In March, The Washington Post obtained an internal directory indicating that Riley was working at the National Institutes of Health. As the Department of Health and Human Services faced layoffs, she was criticized for limiting access to the master reorganization plan, preventing the employees responsible for executing the layoffs from viewing data files.

In May, ProPublica and Nature reported on depositions
given by National Institutes of Health officials in litigation brought by four states over
the termination of NIH research grants, which described Riley's role in the
terminations. Liza Bundesen, then
deputy director of the NIH Office of Policy for Extramural Research Administration,
testified that she first learned of the terminations on February 28, 2025, from Riley, who
informed her that "a number of grants will need to be terminated" and that this had to be
done by the end of the day. Michelle Bulls, the director of the
office, testified that the termination list and the template letter used to notify
researchers had originated with Riley; the template provided categories covering DEI,
research in China, and transgender or gender ideology.

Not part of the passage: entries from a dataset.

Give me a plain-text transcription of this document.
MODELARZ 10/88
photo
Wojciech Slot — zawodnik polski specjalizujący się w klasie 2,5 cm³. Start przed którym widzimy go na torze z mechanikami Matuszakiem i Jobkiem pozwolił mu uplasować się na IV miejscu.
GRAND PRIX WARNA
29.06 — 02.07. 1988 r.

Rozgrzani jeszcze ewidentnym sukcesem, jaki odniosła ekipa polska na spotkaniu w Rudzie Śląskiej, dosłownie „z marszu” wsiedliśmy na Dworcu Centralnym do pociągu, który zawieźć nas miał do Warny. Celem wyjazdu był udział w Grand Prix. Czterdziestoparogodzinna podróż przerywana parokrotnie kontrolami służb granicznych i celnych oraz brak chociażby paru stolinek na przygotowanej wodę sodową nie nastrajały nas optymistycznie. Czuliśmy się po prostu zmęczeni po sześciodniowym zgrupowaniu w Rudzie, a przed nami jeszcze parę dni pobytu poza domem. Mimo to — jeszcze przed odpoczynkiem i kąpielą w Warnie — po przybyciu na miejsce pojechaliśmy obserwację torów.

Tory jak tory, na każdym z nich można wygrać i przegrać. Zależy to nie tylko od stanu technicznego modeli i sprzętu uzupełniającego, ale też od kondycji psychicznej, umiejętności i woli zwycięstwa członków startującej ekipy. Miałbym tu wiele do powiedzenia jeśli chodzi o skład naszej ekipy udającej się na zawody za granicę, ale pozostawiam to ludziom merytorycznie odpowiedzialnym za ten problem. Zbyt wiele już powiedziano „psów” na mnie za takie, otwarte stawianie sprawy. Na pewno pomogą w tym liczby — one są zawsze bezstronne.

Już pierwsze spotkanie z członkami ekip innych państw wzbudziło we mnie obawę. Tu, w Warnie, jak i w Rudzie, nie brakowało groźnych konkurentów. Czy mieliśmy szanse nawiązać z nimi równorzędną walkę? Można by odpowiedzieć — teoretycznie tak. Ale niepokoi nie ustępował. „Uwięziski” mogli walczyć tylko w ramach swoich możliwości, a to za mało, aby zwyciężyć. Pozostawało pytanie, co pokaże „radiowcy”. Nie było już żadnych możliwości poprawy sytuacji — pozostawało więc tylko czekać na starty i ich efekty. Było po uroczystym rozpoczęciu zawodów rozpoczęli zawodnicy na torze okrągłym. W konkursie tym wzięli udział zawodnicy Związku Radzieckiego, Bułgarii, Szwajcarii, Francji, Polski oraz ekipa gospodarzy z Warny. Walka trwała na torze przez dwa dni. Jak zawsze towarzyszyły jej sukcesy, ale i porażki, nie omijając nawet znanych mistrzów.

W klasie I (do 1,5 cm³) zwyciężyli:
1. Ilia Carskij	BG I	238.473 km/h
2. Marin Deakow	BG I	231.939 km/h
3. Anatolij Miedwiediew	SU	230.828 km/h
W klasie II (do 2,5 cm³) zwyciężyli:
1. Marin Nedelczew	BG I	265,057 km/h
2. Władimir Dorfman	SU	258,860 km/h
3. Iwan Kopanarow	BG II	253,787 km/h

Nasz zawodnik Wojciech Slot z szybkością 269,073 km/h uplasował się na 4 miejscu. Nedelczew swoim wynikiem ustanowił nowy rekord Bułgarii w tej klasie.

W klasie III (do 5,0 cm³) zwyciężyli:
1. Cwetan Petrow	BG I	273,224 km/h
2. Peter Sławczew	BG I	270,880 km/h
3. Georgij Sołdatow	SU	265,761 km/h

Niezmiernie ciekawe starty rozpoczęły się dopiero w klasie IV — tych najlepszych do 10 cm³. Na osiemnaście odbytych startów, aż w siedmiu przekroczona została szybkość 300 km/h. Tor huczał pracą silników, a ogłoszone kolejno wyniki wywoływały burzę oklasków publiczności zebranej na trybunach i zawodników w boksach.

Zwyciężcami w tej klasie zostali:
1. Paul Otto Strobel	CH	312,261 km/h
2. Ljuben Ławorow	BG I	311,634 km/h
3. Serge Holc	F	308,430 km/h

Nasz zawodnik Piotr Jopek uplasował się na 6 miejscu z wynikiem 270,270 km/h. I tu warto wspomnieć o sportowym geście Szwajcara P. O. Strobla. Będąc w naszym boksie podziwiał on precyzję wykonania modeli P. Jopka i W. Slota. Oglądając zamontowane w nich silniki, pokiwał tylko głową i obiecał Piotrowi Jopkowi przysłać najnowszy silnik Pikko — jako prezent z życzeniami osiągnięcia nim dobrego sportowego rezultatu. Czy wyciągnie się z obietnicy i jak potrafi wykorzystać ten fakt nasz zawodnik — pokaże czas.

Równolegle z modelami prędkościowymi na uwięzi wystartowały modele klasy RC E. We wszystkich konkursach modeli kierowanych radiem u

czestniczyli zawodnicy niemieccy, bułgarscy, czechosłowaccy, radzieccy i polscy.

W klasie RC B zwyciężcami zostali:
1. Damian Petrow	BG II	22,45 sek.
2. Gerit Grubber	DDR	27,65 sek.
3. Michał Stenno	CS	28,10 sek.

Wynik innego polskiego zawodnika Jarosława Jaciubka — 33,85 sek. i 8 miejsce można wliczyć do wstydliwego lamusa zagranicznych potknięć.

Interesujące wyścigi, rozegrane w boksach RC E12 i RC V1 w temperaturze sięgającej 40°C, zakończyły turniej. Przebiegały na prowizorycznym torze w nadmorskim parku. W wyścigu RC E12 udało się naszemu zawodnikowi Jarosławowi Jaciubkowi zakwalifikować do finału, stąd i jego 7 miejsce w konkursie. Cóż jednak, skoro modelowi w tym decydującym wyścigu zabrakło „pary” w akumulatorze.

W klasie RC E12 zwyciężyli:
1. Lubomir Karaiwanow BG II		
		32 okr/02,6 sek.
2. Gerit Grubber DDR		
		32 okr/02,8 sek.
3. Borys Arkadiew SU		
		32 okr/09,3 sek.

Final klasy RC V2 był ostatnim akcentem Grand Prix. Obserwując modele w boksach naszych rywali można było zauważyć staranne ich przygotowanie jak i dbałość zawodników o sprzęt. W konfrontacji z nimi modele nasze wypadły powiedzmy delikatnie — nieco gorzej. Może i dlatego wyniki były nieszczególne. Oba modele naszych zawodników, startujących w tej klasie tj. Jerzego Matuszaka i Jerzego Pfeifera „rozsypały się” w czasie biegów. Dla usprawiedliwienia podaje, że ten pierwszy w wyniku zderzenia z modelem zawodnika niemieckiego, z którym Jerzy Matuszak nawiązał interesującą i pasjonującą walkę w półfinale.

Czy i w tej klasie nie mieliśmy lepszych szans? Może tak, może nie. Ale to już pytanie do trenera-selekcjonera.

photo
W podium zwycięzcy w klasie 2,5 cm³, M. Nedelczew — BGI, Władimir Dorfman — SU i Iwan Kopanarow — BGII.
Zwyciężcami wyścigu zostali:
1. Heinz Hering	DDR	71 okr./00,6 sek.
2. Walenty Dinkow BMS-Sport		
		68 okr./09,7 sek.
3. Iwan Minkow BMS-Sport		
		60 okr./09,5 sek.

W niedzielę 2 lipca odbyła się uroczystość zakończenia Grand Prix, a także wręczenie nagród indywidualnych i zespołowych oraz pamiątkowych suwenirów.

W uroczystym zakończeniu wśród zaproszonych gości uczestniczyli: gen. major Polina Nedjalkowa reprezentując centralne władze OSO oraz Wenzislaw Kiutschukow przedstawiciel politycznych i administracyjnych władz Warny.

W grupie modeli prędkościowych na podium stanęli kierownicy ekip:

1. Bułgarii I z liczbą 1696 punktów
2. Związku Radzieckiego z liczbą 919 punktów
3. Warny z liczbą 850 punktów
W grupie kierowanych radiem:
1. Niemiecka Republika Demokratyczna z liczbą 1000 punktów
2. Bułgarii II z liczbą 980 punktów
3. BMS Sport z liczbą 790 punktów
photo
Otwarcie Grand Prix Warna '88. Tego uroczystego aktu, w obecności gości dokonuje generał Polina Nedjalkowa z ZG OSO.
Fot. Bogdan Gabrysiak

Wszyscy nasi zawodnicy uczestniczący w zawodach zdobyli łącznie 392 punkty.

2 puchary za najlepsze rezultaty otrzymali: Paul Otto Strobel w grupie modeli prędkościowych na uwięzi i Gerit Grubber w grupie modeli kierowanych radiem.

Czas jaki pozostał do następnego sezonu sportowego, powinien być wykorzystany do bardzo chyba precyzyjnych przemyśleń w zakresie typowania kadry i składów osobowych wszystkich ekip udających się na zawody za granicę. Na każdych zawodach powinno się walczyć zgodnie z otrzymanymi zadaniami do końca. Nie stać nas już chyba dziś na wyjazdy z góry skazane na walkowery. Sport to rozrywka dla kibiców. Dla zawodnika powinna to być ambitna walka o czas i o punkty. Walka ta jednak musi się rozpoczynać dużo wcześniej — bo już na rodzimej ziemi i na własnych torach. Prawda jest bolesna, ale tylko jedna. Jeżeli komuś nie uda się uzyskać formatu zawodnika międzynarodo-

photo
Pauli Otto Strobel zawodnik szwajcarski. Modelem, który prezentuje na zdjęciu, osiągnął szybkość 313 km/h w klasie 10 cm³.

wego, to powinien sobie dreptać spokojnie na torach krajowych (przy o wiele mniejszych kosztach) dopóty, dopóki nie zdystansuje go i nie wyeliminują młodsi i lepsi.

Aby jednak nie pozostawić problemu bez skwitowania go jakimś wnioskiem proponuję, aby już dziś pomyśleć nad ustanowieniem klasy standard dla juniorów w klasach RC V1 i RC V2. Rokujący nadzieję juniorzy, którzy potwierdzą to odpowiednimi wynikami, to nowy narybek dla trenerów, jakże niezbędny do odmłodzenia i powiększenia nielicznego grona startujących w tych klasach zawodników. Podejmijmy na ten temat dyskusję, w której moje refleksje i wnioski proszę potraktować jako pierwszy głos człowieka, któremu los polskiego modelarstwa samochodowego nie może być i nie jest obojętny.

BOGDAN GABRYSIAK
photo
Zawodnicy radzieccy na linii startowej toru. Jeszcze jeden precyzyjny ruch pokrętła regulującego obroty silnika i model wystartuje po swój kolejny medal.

Bulls
testified that by April 3 she had received more than five such lists, amounting to
"somewhere between five hundred and a thousand" grants.

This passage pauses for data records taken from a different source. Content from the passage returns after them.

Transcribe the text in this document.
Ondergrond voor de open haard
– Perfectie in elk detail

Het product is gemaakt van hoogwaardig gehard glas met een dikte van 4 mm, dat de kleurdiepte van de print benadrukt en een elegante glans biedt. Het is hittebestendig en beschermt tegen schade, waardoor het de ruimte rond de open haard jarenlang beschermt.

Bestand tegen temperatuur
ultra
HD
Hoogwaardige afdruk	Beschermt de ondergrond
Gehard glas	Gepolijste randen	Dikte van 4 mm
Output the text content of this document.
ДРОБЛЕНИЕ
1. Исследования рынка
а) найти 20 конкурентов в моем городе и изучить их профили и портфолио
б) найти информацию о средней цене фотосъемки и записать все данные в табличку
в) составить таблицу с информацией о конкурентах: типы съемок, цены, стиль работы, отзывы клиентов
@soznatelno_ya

ProPublica reported that the depositions "portray Riley as giving directions on how to
conduct the terminations", and that the executive orders establishing the Department of
Government Efficiency described its personnel as advisers and contained no language giving
them authority to direct the cancellation of grants or contracts.

Nature reported that DOGE began screening all NIH grant awards in early May 2025, and
that the resulting review slowed the agency's processing of awards.
ProPublica also reported that NIH terminated grants after a preliminary injunction against
the cuts had taken effect.
On June 16, 2025, Judge William G. Young of the United States
District Court for the District of Massachusetts ruled the terminations unlawful, finding
the process "arbitrary and capricious" and ordering the grants restored.
Young said there was "a darker aspect" to the cases and that it was "palpably clear" that
the terminations involved "racial discrimination and discrimination against America's LGBTQ
community", adding that in forty years on the bench he had never seen "government racial
discrimination like this". He closed the hearing by asking, "Have we
no shame?"

A study published in 2025 found that NIH
grant terminations between February 28 and August 15, 2025 disrupted 383 clinical trials
involving more than 74,000 participants, including 43 trials in which participants may have
been receiving interventions when funding was withdrawn.

In September, Riley led an unsuccessful effort to fire 8,000 workers at the department ahead of a federal government shutdown, including an attempt to dissolve the Center for Scientific Review at the National Institutes of Health.

===Chief of Naval Research (2025–present)===
On October 30, 2025, Politico reported that Riley was named the chief of naval research at the United States Navy. She replaced Rear Admiral Kurt J. Rothenhaus as head of the Office of Naval Research, a position historically held by an active duty two-star admiral.